Hello I am working on a Ford 3600 diesel tractor, that lost power steering. I hooked a gauge straight to the power steering pump and got around 350-400 psi. I was wondering if that pressure is ok or is that low. The power steering seemed like it was getting weak the last few times we were using the tractor, now it has no assist at all. Any specs or Info would be appreciated. Thanks


----------



## sixbales (May 18, 2011)

Howdy Andy, welcome to the tractor forum.

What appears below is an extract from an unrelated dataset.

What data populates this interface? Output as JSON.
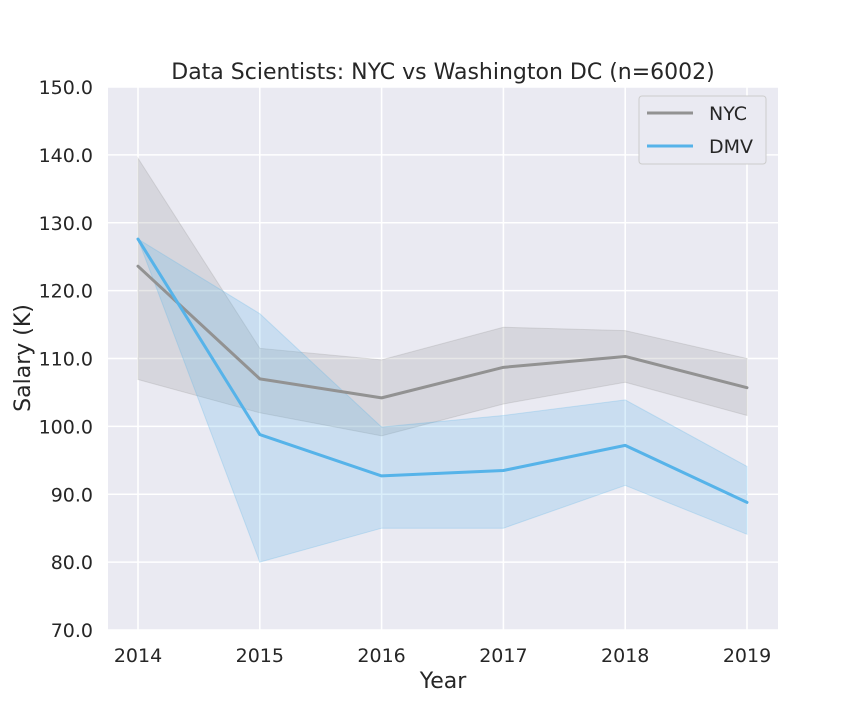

According to my manual, system relief pressure should be 600-700 psi. To test the pump, install a "tee" fitting into the pressure line at the pump connection. Install a 1000 psi gauge into the Tee. With the engine running at 1000 rpm, turn the wheels up against the locks. Gauge reading should be 600-700 psi.


----------



## AndyM (Apr 10, 2014)

OK well I hooked the gauge straight to the pump it's self. I guess you can say I dead head the pump, I figured that would give me my max pump pressure ? and max pressure I got was around 400psi. I do not have a tee fitting, but I can get one. At 400 psi do you think that should give me some power at all, because I have nothing. I'm trying to rule out the pump or steering box. Thanks


----------



## Aircommuter (Jun 12, 2016)

That pressure is too low for most any steering system. I don't have the specs for that exact model, but other diesel powered Fords I have worked on have a pump relief set at 1600. That would be for the way you connected it. You really don't need to test further until that is corrected.


----------